Fil d'Ariane
"C'est un massacre": l'explosion d'une ambulance piégée samedi au centre de Kaboul, revendiquée par les talibans, a fait au moins 60 morts et une centaine de blessés, semant terreur et désolation dans l'un des quartiers les plus vivants de la capitale afghane.
"Le kamikaze a utilisé une ambulance pour passer les barrages. Il a indiqué au premier contrôle qu'il acheminait un patient vers l'hôpital Jamuriate" voisin, explique Nasrat Rahimi, porte-parole adjoint du ministère de l'Intérieur. "Au second barrage, il a été identifié et a fait détoner sa charge", ajoute-t-il. Débordés, les hôpitaux renvoient les patients d'un établissement à l'autre. Celui de l'ONG italienne Emergency est contraint de les installer sur des matelas à même les pelouses.

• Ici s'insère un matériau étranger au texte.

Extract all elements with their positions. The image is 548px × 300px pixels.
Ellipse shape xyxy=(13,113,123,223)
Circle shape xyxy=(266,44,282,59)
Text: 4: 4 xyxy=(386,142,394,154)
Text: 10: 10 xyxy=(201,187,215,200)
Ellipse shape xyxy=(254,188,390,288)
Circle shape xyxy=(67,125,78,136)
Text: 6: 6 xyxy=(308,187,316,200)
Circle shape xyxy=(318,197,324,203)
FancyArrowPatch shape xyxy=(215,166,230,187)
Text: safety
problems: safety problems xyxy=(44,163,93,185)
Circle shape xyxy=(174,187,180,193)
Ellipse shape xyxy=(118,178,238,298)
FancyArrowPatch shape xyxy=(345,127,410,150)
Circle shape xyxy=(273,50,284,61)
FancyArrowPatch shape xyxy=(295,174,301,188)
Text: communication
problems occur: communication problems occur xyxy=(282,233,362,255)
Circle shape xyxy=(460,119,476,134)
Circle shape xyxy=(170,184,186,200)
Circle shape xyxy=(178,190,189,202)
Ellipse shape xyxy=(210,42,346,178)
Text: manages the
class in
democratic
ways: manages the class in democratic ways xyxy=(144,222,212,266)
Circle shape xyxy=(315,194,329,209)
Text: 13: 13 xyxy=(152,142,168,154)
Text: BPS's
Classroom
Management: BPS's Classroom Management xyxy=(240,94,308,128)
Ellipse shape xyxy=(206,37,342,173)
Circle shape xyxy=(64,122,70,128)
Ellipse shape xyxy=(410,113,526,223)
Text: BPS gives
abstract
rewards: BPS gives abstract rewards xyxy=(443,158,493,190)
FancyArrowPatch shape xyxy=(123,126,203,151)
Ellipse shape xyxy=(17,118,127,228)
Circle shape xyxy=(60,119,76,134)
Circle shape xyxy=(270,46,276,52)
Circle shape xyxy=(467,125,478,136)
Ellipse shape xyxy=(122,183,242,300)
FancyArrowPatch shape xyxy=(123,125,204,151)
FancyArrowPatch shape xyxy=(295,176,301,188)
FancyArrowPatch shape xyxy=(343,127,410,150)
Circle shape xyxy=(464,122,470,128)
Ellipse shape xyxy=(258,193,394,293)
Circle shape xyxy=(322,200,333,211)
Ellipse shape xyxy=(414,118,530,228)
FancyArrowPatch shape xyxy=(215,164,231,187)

L'attentat a été revendiqué par le porte-parole des talibans Zabihullah Mujahid sur WhatsApp : "un martyr a fait sauter sa voiture piégée près du ministère de l'Intérieur où se trouvaient de nombreuses forces de police". L'explosion, de très forte intensité, a littéralement secoué la capitale. Les fenêtres du bureau de l'AFP, situé à près de 2 km, ont tremblé. Dans "Chicken Street", la rue des antiquaires, non loin de là, les vitres ont volé en éclats, comme partout à plusieurs centaines de mètres à la ronde. De très nombreux corps de morts et de blessés, gisaient sur les trottoirs, que les riverains aidaient à évacuer. Les nombreuses victimes, hommes, femmes, enfants, acheminées dans l'hôpital Jamuriate, étaient traitées dans les couloirs submergés, a-t-il observé.
"J'ai vu des mares de sang" a confirmé un témoin qui s'est évanoui sous la puissance du souffle, au milieu des débris jonchant la chaussée. "C'est un massacre", a affirmé sur Twitter Dejan Panic, coordinateur d'Emergency, accompagnant son message de photos montrant les très nombreuses victimes allongées dans les couloirs, sous les préaux et, en plein soleil d'hiver, sur les pelouses de l'établissement.
Emergency, spécialisée en chirurgie de guerre, fait savoir qu'elle ne peut accueillir davantage de patients. "A l'hôpital Jamuriate on nous a dit qu'ils étaient pleins de morts et blessés, ils nous ont renvoyés sur Emergency. Mais ici aussi ils sont débordés, ils n'ont plus de place. Ils demandent aux gens qui ne sont pas en danger de mort de trouver un autre hôpital" a raconté à la télévision Ariana News un homme qui amenait son frère blessé et a perdu son ami, boulanger.
La panique était totale. Un immeuble voisin de l'hôpital Jamuriate, haut de quelques étages et profondément lézardé, menaçait de s'effondrer, selon le photographe, et les médecins ont demandé aux civils d'aider à évacuer les blessés qui risqueraient d'être ensevelis.
L'attentat a eu lieu devant l'un des barrages protégeant l'accès à une avenue qui conduit à plusieurs institutions : des bureaux du ministère de l'Intérieur, le siège de la police, la délégation de l'Union européenne et le lycée pour filles Malalai.
Le Haut Conseil de la Paix, chargé des négociations - bloquées - avec les talibans, estimait avoir été la cible privilégiée. "Ils ont visé notre barrage. C'était énorme, toutes nos vitres sont soufflées", a indiqué à l'AFP un de ses membres, Hassina Safi. Les membres de la délégation européenne ont été rapidement mis en sécurité dans leur pièce sécurisée.
Le scénario de l'ambulance est l'un des plus redoutés. Et pourtant, les ambulances qui se dirigent vers l'hôpital Jamuriate étaient systématiquement arrêtées aux barrages et vérifiées une par une, "le chauffeur attendant à côté" a-t-il précisé.
Le niveau d'alerte est extrême en ce moment à Kaboul, particulièrement dans le centre et le quartier diplomatique dont la plupart des ambassades et institutions étrangères ont été placées en "lock down" (sorties interdites).